Linguist to explore Indigenous sign language


CDU Professorial Fellow Dr Dany Adone will present research seminars this week

CDU Professorial Fellow Dr Dany Adone will present research seminars this week

A linguist with more than 20 years expertise in alternate sign languages will talk on the importance of the communication system in Indigenous communities, aiming to raise awareness and dispel many of the misconceptions around it.

Charles Darwin University Professorial Fellow Dany Adone will present seminars on alternate sign languages and Bimodal Bilingualism (speech-sign) at the Northern Institute on Friday, 1 September.

“Alternate sign languages are different from primary sign languages in that they are used by hearing people as an alternate mode of communication,” Professor Adone said.

“In Western countries, hearing people normally learn sign language if they have a deaf family member or out of interest, but in many Indigenous communities the use of an alternate sign language is culturally dictated.”

Professor Adone, who is Chair of Applied Linguistics in the Department of English at the University of Cologne in Germany, started her work on alternate sign language with Indigenous communities after visiting Galiwin'ku, on Elcho Island in north-east Arnhem Land, between 1992 to 1994.

She has since worked with communities on Elcho Island, Milingimbi and Yirrkala on Yolngu sign language and on the various alternate sign languages used in Gunbalanya, Roper River, Croker Island (Minjilang), Maningrida and Bathurst Island in the Northern Territory.

“There are many misconceptions about what sign languages are,” she said. “Many people think there is only one sign language in the world, but just as every culture has its own spoken language, they also have their own natural sign language with their own grammar.

“These alternate sign languages are used on many occasions such as in everyday life, in ritual contexts, in reference to sacred sites, or whenever speech is forbidden and silence is requested.”
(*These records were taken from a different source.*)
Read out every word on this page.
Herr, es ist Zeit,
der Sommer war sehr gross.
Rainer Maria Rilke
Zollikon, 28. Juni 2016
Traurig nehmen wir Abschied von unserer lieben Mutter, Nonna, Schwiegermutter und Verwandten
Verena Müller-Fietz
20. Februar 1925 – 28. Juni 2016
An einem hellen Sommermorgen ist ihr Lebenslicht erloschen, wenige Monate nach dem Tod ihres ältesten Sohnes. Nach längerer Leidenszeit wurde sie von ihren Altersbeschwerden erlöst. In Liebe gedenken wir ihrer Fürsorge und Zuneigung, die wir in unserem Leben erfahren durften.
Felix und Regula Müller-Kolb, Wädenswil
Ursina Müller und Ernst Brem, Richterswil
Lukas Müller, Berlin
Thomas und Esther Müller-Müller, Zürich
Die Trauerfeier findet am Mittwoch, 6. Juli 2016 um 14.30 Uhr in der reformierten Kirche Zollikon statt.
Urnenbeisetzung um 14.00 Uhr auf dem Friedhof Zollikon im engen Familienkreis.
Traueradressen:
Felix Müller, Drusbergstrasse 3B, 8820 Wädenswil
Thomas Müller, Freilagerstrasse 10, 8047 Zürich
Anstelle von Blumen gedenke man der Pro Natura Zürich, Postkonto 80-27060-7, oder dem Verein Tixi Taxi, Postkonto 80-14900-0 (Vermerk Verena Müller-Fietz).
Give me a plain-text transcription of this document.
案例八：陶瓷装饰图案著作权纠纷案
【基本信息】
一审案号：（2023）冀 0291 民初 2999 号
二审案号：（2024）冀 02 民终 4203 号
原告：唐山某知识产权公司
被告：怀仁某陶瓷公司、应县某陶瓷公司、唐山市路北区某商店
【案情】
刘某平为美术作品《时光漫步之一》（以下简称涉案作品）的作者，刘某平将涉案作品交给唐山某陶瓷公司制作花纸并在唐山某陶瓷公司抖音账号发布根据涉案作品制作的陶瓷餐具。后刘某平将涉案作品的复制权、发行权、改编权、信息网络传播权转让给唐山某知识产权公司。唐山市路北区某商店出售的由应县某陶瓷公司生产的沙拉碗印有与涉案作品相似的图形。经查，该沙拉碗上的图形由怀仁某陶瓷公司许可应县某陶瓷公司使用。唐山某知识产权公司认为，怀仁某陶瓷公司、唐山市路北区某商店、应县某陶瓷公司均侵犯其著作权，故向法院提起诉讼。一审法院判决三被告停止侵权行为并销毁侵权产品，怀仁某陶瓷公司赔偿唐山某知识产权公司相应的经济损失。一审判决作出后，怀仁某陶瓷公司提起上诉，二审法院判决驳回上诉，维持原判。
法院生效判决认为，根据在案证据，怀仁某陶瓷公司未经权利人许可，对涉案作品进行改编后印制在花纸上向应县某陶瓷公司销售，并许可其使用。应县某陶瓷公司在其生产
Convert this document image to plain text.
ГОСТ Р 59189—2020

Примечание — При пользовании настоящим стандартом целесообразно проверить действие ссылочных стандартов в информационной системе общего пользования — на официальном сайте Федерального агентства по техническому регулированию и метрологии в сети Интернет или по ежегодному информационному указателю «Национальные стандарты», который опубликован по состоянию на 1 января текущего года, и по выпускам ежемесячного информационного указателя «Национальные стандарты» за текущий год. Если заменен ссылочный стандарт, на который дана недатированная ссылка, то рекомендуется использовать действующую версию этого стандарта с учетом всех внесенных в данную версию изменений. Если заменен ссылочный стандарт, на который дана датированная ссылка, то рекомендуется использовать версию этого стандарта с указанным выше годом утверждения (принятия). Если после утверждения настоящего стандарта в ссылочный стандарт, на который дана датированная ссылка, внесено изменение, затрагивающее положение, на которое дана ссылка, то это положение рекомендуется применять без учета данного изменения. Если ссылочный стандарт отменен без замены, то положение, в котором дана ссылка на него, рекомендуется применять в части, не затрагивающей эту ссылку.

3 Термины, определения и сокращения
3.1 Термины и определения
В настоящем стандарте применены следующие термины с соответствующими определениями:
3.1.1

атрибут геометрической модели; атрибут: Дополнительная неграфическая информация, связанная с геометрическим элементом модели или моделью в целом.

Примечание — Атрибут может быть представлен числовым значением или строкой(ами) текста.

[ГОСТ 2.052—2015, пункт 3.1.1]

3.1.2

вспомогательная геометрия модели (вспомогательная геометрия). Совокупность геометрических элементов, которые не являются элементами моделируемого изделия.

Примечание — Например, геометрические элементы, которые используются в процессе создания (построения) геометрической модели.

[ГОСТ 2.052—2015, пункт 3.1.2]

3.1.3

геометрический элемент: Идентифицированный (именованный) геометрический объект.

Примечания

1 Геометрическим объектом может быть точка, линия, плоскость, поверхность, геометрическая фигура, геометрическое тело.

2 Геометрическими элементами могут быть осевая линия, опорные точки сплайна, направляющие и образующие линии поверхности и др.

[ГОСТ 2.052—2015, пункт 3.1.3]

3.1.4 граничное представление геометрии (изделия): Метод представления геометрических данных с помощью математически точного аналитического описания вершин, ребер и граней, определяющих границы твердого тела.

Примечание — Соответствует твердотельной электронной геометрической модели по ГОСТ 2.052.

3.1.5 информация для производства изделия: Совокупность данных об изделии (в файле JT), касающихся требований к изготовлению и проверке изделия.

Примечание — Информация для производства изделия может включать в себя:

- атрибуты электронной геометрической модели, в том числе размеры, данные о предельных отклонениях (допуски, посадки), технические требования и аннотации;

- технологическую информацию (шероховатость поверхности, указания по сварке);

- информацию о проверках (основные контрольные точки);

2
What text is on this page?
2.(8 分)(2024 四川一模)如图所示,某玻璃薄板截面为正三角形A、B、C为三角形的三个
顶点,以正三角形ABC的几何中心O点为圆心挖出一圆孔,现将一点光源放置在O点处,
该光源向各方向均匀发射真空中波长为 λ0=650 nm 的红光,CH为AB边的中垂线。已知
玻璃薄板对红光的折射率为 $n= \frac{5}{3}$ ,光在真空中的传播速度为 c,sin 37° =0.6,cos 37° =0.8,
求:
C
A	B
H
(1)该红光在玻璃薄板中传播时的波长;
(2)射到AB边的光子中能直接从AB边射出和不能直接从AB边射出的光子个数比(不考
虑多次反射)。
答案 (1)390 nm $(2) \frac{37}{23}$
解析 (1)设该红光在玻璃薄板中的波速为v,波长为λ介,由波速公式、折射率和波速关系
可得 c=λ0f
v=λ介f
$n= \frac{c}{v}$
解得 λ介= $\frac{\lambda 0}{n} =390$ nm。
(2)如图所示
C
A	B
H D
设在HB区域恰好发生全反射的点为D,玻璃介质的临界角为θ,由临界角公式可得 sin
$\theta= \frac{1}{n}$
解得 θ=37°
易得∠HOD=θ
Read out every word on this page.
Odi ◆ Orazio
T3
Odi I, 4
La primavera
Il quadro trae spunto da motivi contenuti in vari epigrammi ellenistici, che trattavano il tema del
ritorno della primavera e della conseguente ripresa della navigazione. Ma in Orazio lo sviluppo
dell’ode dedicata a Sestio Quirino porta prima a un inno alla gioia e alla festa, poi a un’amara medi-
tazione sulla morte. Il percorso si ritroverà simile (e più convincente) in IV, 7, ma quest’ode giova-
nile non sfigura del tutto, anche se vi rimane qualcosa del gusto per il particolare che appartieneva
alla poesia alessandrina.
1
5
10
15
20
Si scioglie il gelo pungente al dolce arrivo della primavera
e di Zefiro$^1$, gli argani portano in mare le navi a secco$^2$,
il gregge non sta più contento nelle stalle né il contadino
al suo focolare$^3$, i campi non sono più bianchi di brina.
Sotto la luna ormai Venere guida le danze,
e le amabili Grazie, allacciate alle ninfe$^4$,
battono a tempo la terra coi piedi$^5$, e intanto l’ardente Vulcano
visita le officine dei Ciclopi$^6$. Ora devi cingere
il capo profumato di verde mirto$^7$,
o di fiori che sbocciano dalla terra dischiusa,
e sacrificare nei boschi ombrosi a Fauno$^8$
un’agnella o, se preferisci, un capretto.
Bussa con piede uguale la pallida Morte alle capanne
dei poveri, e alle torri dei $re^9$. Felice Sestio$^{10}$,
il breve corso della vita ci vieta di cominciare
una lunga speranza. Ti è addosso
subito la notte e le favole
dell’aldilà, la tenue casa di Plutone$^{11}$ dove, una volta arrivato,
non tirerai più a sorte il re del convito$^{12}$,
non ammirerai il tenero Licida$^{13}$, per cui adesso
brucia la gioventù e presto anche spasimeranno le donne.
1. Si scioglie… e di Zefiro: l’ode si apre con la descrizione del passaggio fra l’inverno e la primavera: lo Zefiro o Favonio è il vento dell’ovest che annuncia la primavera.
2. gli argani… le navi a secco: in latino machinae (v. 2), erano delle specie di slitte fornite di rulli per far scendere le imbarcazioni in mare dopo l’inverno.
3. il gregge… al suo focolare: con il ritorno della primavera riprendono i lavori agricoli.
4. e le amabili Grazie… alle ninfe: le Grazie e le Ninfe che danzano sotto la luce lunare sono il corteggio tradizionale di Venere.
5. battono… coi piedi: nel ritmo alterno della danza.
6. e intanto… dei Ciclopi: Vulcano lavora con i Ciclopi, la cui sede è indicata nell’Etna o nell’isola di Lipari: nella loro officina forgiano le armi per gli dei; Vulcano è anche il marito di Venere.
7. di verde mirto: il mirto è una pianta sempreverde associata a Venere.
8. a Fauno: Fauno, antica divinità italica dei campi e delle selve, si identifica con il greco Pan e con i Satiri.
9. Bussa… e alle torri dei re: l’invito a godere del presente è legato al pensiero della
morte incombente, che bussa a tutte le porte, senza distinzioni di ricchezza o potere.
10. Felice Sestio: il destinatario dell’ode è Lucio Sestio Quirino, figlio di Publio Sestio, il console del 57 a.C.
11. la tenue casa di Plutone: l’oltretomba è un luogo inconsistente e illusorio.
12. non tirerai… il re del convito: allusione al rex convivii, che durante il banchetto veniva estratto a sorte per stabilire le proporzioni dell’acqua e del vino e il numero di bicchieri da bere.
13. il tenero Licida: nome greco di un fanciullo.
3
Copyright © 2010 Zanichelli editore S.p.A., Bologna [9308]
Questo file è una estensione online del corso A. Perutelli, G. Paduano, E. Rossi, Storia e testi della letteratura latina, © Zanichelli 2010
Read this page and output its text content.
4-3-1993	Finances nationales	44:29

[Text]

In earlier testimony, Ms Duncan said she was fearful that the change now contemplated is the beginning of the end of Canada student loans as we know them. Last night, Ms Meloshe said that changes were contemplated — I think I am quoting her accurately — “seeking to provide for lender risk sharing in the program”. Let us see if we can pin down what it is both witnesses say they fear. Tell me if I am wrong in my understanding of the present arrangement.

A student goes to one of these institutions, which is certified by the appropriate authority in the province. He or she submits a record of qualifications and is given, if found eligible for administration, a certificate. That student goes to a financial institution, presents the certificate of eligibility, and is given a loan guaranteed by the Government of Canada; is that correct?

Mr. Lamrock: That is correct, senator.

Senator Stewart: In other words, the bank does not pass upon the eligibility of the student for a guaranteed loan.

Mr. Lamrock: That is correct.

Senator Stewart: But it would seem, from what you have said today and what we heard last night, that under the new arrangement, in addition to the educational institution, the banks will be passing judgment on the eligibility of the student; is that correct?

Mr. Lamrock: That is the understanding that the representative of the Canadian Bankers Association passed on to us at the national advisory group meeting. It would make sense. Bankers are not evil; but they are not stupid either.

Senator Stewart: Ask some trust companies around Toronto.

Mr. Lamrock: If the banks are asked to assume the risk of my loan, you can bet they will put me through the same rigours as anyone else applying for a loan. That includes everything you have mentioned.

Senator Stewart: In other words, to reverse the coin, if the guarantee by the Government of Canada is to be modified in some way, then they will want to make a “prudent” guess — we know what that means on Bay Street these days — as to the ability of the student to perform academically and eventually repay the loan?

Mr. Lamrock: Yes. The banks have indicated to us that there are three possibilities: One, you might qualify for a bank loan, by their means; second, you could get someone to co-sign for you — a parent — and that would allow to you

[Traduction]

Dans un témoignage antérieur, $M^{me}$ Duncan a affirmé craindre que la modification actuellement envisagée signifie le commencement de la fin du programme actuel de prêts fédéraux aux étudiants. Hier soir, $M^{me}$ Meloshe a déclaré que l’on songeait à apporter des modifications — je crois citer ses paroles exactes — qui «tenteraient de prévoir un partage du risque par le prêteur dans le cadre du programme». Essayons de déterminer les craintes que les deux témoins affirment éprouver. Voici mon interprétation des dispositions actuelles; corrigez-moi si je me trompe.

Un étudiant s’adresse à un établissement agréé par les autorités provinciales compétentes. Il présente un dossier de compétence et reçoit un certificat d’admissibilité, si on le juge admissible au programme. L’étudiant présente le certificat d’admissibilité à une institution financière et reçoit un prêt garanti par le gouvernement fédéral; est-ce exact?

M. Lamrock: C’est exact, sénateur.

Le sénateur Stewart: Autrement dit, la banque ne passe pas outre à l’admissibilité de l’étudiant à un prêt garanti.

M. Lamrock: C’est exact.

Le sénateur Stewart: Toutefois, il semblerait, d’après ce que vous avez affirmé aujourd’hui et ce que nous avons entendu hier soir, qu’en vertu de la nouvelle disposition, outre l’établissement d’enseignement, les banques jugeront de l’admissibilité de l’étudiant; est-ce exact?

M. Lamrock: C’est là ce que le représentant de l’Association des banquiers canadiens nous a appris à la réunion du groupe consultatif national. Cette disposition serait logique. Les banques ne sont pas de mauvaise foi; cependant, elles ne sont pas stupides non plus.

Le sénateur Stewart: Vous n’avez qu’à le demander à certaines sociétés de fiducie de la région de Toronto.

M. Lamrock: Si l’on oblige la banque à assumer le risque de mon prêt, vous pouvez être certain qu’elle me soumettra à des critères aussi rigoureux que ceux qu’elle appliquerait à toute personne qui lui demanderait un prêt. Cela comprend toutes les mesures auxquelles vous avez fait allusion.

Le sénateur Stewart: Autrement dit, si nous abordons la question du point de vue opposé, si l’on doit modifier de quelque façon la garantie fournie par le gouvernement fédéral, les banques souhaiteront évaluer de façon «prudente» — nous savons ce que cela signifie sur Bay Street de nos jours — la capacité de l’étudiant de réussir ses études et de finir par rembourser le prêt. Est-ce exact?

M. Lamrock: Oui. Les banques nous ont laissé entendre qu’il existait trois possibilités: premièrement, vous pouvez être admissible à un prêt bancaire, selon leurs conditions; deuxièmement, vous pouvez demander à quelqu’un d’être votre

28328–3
Professor Adone said bimodal bilingualism (speech-sign) played a significant role in communication within most Indigenous communities.

“Although bilingualism in Indigenous Australia has been studied, ‘bimodal bilingualism’ – which is the norm in Arnhem Land – is still not well known,” Professor Adone said. “Through our research we hope to raise public awareness and encourage people to keep using these forms of communication to preserve what is part of the First Nation's identity.”

On 1 September Professor Adone will present “What are Alternate Sign Languages? Well…they are Languages in their own right” from 10am to 11am and “Not Just Bilingualism!” from 11:15am to 12:15am at the Northern Institute, building Yellow 1.2.48, Casuarina campus.